The signal to noise makes it a chore to sort through, and you will probably want to do some additional research so you can additionally spot the clueless. Anybody that solely goes by star rating is a complete fool.
That being said I have however in recent times. and going back years, gained things, ideas and suggestions from reviews that have allowed me to solve problems and achieve goals that reading specs sheets, browsing general websites and reading long form reviews from wherever would not have led me to (or cost me a lot more) such that I am not inclined to drop them too soon. The element of real people solving real problems vs people that have not had to deal with the real world and wind up writing reviews or designing me products for things they think are cool or trying to tell me about cool stuff is not something to discount lightly.

Filtering such reviews in then an additional skill, this on top of skills you hopefully have as a baseline to even start down such a path, but it is one worth something.
Personally
Star rating averages as a whole might be useless but I will read the extremes, bulk and outliers to see what goes. Many times it is as mentioned shills, morons, jokers, counter shills, astroturfing and generally happy or negative people. Sometimes they can have a line or two that might illuminate a problem though.
I do skip awful grammar and style, however there are exceptions -- ALL CAPITALS SOMETIMES MEANS YOU ARE 60 OR MORE YEARS OLD AND MIGHT WELL HAVE SPENT A LIFETIME DOING SOMETHING, if I am buying tools I can usually spot a tradesman as writing as many invoices, quotes, insurance assessments and the like influences people as much a lawyers will write like they do and I write like I am writing a technical report.
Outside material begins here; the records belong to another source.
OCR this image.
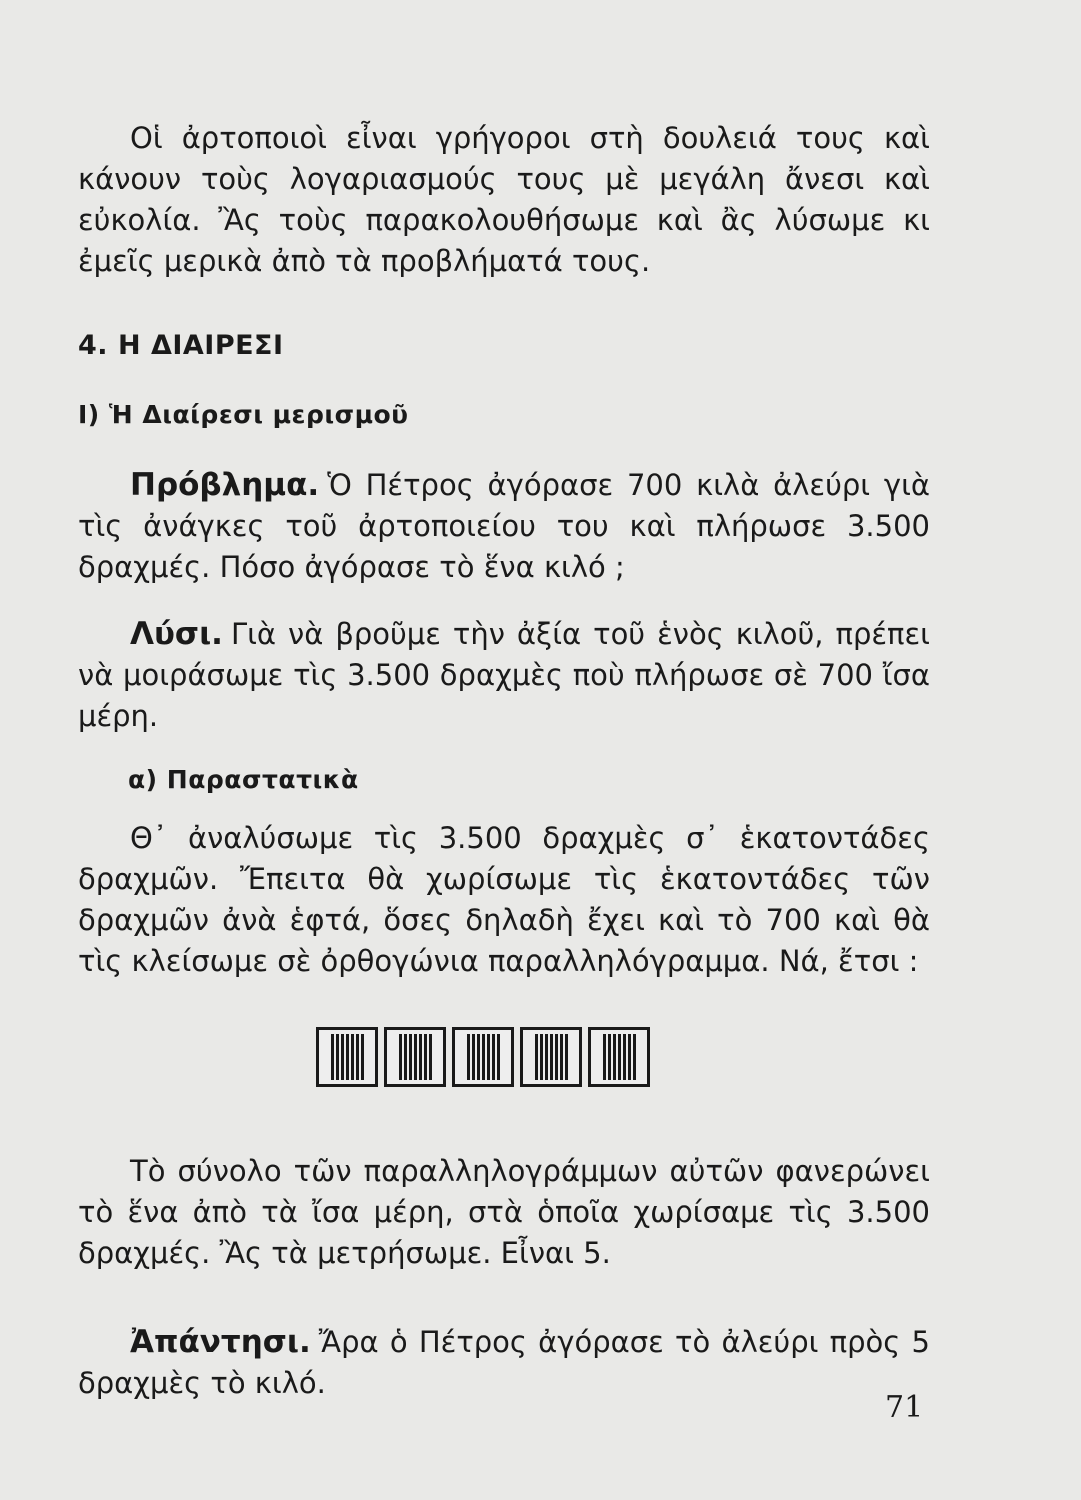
Οἱ ἀρτοποιοὶ εἶναι γρήγοροι στὴ δουλειά τους καὶ κάνουν τοὺς λογαριασμούς τους μὲ μεγάλη ἄνεσι καὶ εὐκολία. Ἂς τοὺς παρακολουθήσωμε καὶ ἂς λύσωμε κι ἐμεῖς μερικὰ ἀπὸ τὰ προβλήματά τους.

4. Η ΔΙΑΙΡΕΣΙ
Ι) Ἡ Διαίρεσι μερισμοῦ

Πρόβλημα. Ὁ Πέτρος ἀγόρασε 700 κιλὰ ἀλεύρι γιὰ τὶς ἀνάγκες τοῦ ἀρτοποιείου του καὶ πλήρωσε 3.500 δραχμές. Πόσο ἀγόρασε τὸ ἕνα κιλό ;

Λύσι. Γιὰ νὰ βροῦμε τὴν ἀξία τοῦ ἑνὸς κιλοῦ, πρέπει νὰ μοιράσωμε τὶς 3.500 δραχμὲς ποὺ πλήρωσε σὲ 700 ἴσα μέρη.

α) Παραστατικὰ

Θ᾽ ἀναλύσωμε τὶς 3.500 δραχμὲς σ᾽ ἑκατοντάδες δραχμῶν. Ἔπειτα θὰ χωρίσωμε τὶς ἑκατοντάδες τῶν δραχμῶν ἀνὰ ἑφτά, ὅσες δηλαδὴ ἔχει καὶ τὸ 700 καὶ θὰ τὶς κλείσωμε σὲ ὀρθογώνια παραλληλόγραμμα. Νά, ἔτσι :

Τὸ σύνολο τῶν παραλληλογράμμων αὐτῶν φανερώνει τὸ ἕνα ἀπὸ τὰ ἴσα μέρη, στὰ ὁποῖα χωρίσαμε τὶς 3.500 δραχμές. Ἂς τὰ μετρήσωμε. Εἶναι 5.

Ἀπάντησι. Ἄρα ὁ Πέτρος ἀγόρασε τὸ ἀλεύρι πρὸς 5 δραχμὲς τὸ κιλό.

71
There are certain phrases that are meaningless but popular among the clueless. Back to tools "feels good in the hand" is mocked frequently even if technically you do care and I am sure we can all spot the clueless games journalist that never plays games or kid on a forum that did not try to break the game or explore the depths.
More for youtube and picture based stuff. I can spot when something bends, twists or otherwise deforms in what otherwise might be a shot designed to illustrate a different point. In games I will occasionally seek a longplay rather than a hyper edited for action review or overview as it will tend to showcase how a game handles the slow sections and other things, someone immediately going to look at the menu in games might make for a boring video but is often indicative of how much care the devs paid to certain notions like general feel of the game, if doing a third person game I will typically run around in a circle and jump a few times to get a few for controls and lag and you can see that in some video (most gamers are pretty hot on timings so if they fall down a basic hole then you know there might be lag, that or the reviewer is a fool -- see various things with the modern Dooms and Cuphead though it goes back to Devil May Cry games as well). Games also have buzzwords and terms people might be particularly attuned to (see the ludonarrative dissonance thing a while back, and I assume various things are thought when a game reviewer might spend hours gushing about how the lead character has tits rather than telling us anything about the story itself.
This can go on for a while but these are some of the things I look for here when reading such things.